Four Faces West | |
Director: | Alfred E. Green |
Producer: | Harry Sherman |
Starring: | Joel McCrea Frances Dee Charles Bickford |
Music: | Paul Sawtell |
Cinematography: | Russell Harlan |
Editing: | Edward Mann |
Studio: | United Artists |
Distributor: | United Artists |
Runtime: | 89-90 minutes |
Country: | United States |
Language: | English |
Budget: | $1.2 million[1] |
Gross: | $1.1 million |
Four Faces West is a 1948 American Western film starring Joel McCrea, his real-life wife Frances Dee, and Charles Bickford. It is based on the novel Pasó por aquí by Eugene Manlove Rhodes. Its plot concerns a down-on-his-luck cowboy who robs a bank. For its genre the film is unusual in that not a single shot is ever fired.
Ross McEwen quietly robs a bank in the New Mexico town of Santa Maria, taking the banker Frenger with him, then letting him go a few miles away, minus boots but with an I.O.U. for the $2000 he has taken.
When he gets back to town, Frenger offers a reward of $3000, dead or alive. Pat Garrett, the new marshal, warns the bounty hunters against unnecessary shooting, particularly in the back.
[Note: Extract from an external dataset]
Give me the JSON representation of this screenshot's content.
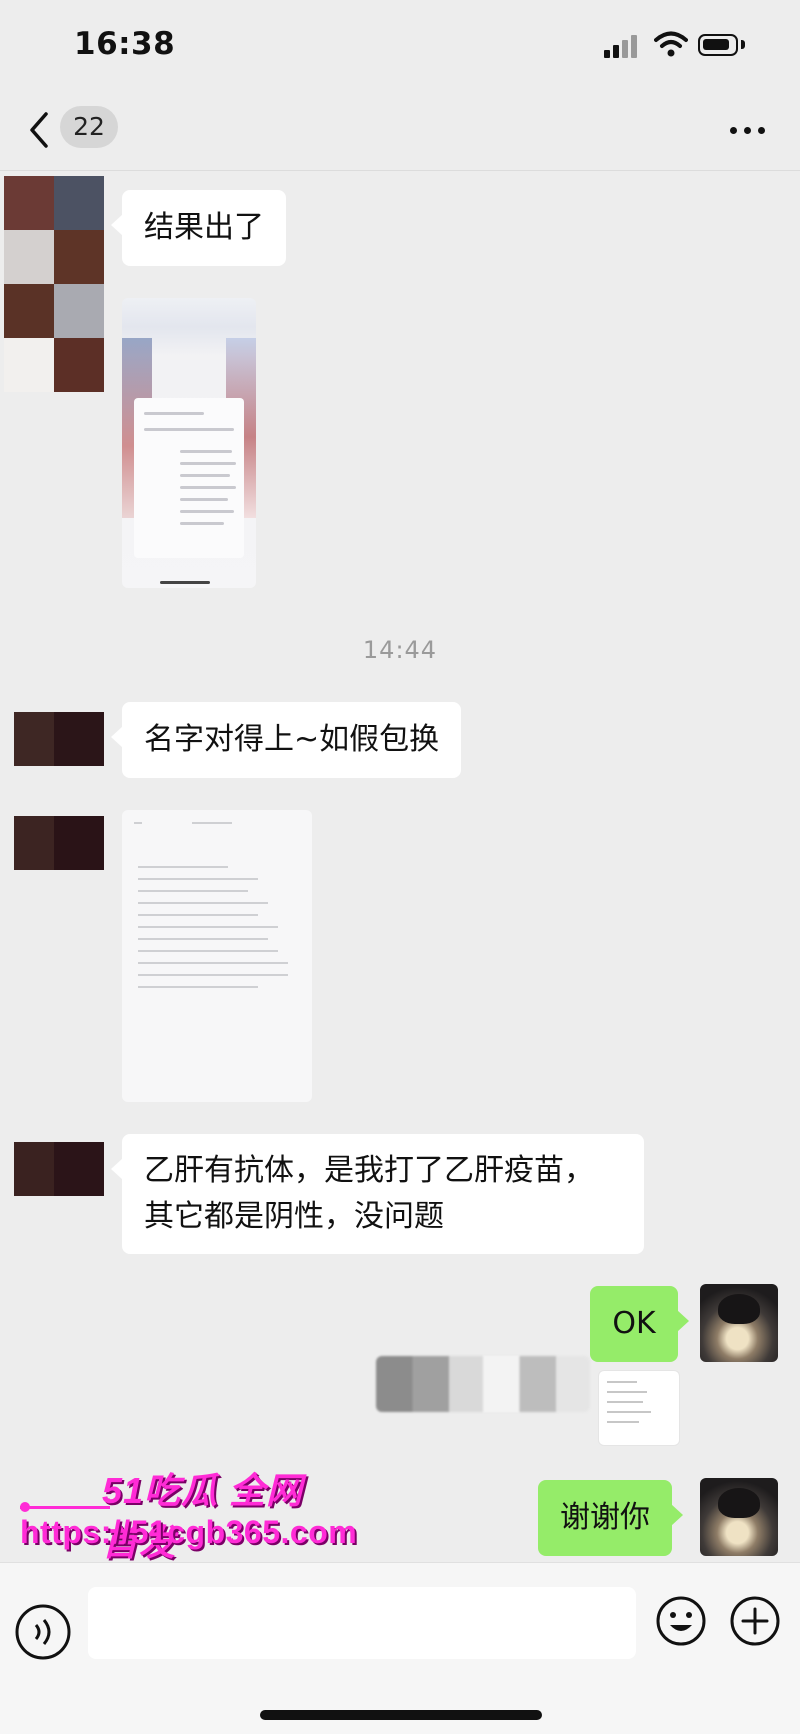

McEwen is bitten by a rattlesnake before he can board a train, where he is helped by a passenger, nurse Fay Hollister.
The posse stop the train and search it, but quick thinking on McEwen's part (masquerading as the sleeping Hollister's husband, complete with fake baby) and a vague description of the robber save the wanted man. However, Monte Marquez, a gambler passenger, observes and overhears enough to figure out what McEwen has done.
The train tracks are washed out near Albuquerque, so the small group goes off alone via a route used to deliver mail. Fay finds out a posse from Santa Maria is after a wanted man and recalls that is where McEwen came on board. But he and she have developed an attraction to each other.
When they reach an Alamogordo saloon that Marquez's cousins run, a cattleman named Burnett is willing to take on McEwen as a hired hand. Garrett and deputy Clint Waters come to town, so McEwen must leave, but offers her an engagement ring. Fay rides along, but ends up separated and captured by Garrett's men.
After crossing the desert with difficulty, McEwen comes across a Mexican rancher named Florencio, whose family is ill. He stays to help and starts a fire to signal the lawmen, needing their assistance. Marquez gets there along with Garrett and Fay, but because Florencio is another relative of his, pretends that McEwen is a total stranger.
Garrett is not fooled, though, and McEwen is convinced to turn himself in, the marshal promising to vouch for his good deed.